Since the end of World War II, every Democrat who has sought the presidency has attempted to update the legacy of Franklin Delano Roosevelt's New Deal. From Harry Truman to Bill Clinton, those elected president have refreshed the liberal tradition by promising to put their own stamp upon it, and then doing so. After 40 years of mostly Republican control of the White House, it should be clear that mistakes and overreaching have hampered liberalism's evolution. But by renewing the idea that government has an important role to play in expanding the opportunities and well-being of ordinary Americans, the basic Democratic tradition has survived through thick and thin.
Senator Obama's efforts to reinterpret the Democratic legacy have thus far amounted chiefly to promising a dramatic break with the status quo. His rhetoric of "hope" and "change" has thrilled millions of Democrats and helped secure the party's nomination. Yet millions of other Democrats still find his appeals wispy and unconvincing, and the persistent coolness within the ranks worries some party veterans. Democratic governors have already urged him to be more explicit about how he intends to adjust the party's principles to meet today's challenges.
Obama might find instructive President Truman's example of 60 years ago. Suddenly thrust into the presidency when FDR died, Truman quickly shifted gears from winning World War II to contend with the nation's former ally, Stalin's Soviet Union. Truman's most notable early achievements in foreign policy, including the Marshall Plan and the Truman doctrine, implemented the new concept of containment that guided American policymakers of both parties for the next two generations. At home, Truman tried to augment the New Deal by calling for a national health-care system, and he expanded his party's fledgling support for civil rights by ordering the desegregation of the armed forces.
Truman's Fair Deal liberalism, firmly anti-communist but pro-labor and favorable to blacks, caused both the left wing of the party and the Southern Democratic segregationists to defect in the 1948 election, but Truman regained the White House after a stirring campaign. Truman's cold-war liberalism—what the young, pro-Truman historian Arthur Schlesinger Jr. called the politics of "the vital center"—provided the central ideas for a new generation of mainstream Democrats.

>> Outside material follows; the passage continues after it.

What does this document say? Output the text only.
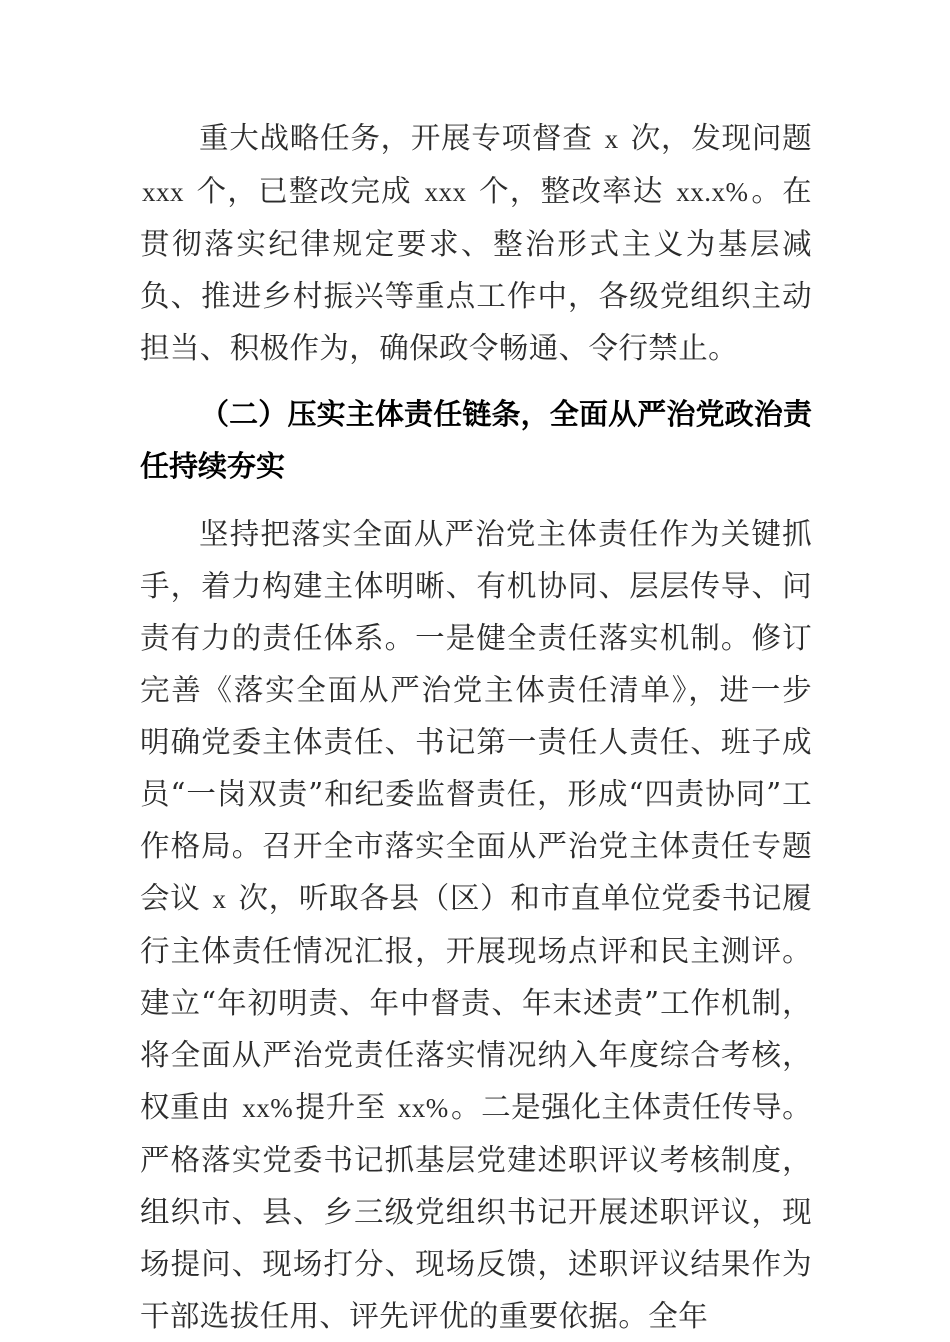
重大战略任务，开展专项督查 x 次，发现问题 xxx 个，已整改完成 xxx 个，整改率达 xx.x%。在贯彻落实纪律规定要求、整治形式主义为基层减负、推进乡村振兴等重点工作中，各级党组织主动担当、积极作为，确保政令畅通、令行禁止。

（二）压实主体责任链条，全面从严治党政治责任持续夯实

坚持把落实全面从严治党主体责任作为关键抓手，着力构建主体明晰、有机协同、层层传导、问责有力的责任体系。一是健全责任落实机制。修订完善《落实全面从严治党主体责任清单》，进一步明确党委主体责任、书记第一责任人责任、班子成员“一岗双责”和纪委监督责任，形成“四责协同”工作格局。召开全市落实全面从严治党主体责任专题会议 x 次，听取各县（区）和市直单位党委书记履行主体责任情况汇报，开展现场点评和民主测评。建立“年初明责、年中督责、年末述责”工作机制，将全面从严治党责任落实情况纳入年度综合考核，权重由 xx%提升至 xx%。二是强化主体责任传导。严格落实党委书记抓基层党建述职评议考核制度，组织市、县、乡三级党组织书记开展述职评议，现场提问、现场打分、现场反馈，述职评议结果作为干部选拔任用、评先评优的重要依据。全年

Kennedy, in 1960, explicitly invoked the New Deal and Fair Deal as "bold measures for their generations," but also laid out the basic framework for his own New Frontier as a set of specific challenges, international and domestic. The foreign policies of Kennedy and his successor, Lyndon B. Johnson, produced both triumphs (the peaceful resolution of the Cuban missile crisis, the nuclear Test-Ban Treaty of 1963) and fiascoes (the Bay of Pigs invasion and, worst of all, rapid escalation of U.S. military intervention in the Vietnamese civil war). As they stayed the course of nuclear deterrence and anti-communist containment, Kennedy and Johnson addressed domestic challenges left unmet by Roosevelt and Truman, in a booming, affluent consumer society very different from the America of the 1930s and 1940s.